One hundred gastric tumors were reevaluated for cytological and architectural atypia by two expert gastrointestinal pathologist (H.A. and T.U.). Cellular atypia was divided into two categories, high-grade and low-grade, based on cytological changes (variably sized and enlarged nuclei, rounded nuclei, loss of polarity, prominent nucleoli). Architectural atypia was also divided into two categories, high-grade and low-grade, based on architectural changes (complex budding or branching of glands, back to back glands)[14]. For M-NBI findings, the number of endoscopists who judged the presence of IMVP and IMSP in each case was determined. Next, the association of pathological high-grade cellular atypia and high-grade architectural atypia with the ratio of endoscopic diagnosis of IMVP and IMSP was evaluated.

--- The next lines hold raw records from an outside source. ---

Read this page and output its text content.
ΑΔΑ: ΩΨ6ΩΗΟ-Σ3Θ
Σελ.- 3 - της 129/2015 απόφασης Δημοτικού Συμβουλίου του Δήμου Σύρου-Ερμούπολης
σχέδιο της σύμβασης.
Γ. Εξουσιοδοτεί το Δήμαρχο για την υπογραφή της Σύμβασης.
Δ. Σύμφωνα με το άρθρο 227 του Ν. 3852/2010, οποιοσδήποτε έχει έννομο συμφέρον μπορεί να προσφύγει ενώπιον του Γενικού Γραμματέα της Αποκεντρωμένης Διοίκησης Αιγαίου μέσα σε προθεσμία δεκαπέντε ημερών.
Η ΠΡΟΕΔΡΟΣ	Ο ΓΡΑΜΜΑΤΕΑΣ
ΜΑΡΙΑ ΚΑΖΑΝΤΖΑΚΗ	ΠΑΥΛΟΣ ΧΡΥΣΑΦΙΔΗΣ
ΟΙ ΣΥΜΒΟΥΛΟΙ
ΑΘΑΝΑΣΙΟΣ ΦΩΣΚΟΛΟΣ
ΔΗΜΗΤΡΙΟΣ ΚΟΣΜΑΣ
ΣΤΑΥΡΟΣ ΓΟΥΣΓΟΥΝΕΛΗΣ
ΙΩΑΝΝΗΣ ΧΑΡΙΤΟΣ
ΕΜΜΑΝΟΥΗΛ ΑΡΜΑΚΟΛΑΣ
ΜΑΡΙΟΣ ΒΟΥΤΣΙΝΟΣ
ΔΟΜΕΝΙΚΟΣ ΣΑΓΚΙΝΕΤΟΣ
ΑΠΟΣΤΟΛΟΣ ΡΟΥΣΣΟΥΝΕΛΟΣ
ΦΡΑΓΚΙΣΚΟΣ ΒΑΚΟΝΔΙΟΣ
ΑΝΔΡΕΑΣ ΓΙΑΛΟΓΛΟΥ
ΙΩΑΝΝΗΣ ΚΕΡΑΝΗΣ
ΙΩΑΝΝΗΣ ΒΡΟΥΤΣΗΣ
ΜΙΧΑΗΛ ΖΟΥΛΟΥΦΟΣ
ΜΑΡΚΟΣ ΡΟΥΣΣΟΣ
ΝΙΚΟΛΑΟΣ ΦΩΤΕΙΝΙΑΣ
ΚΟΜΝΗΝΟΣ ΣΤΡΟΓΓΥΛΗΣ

Study outcomes and statistical analyses

The primary aim of this study was to assess the efficacy of M-NBI in differentiating gastric cancer from gastric adenoma with matched characteristics. Categorical variables were analyzed using Pearson’s chi-squared test or Fisher’s exact test, and continuous variables were analyzed using Student’s t-test or the Wilcoxon rank-sum test, as appropriate. Paired t-test or Wilcoxon signed-rank test was used to compare diagnostic rate, as appropriate. Two-sided p-values < 0.05 were considered statistically significant. As a measure of inter-endoscopist agreement, Fleiss’s kappa was used. Values of kappa near zero indicate chance agreement only, while values near the maximum of 1 indicate perfect agreement. Kappa is judged as providing poor agreement if k ≤ 0.20; fair agreement if 0.21 ≤ k ≤ 0 0.40; moderate agreement if 0.41 ≤ k ≤ 0.60; substantial agreement if 0.61 ≤ k ≤ 0.80; and good agreement if k > 0.80[25]. Statistical analysis was performed using JMP Pro version 16 (SAS Institute Inc., Cary, NC) and R statistical package (version 4.1.2, R Foundation for Statistical Computing).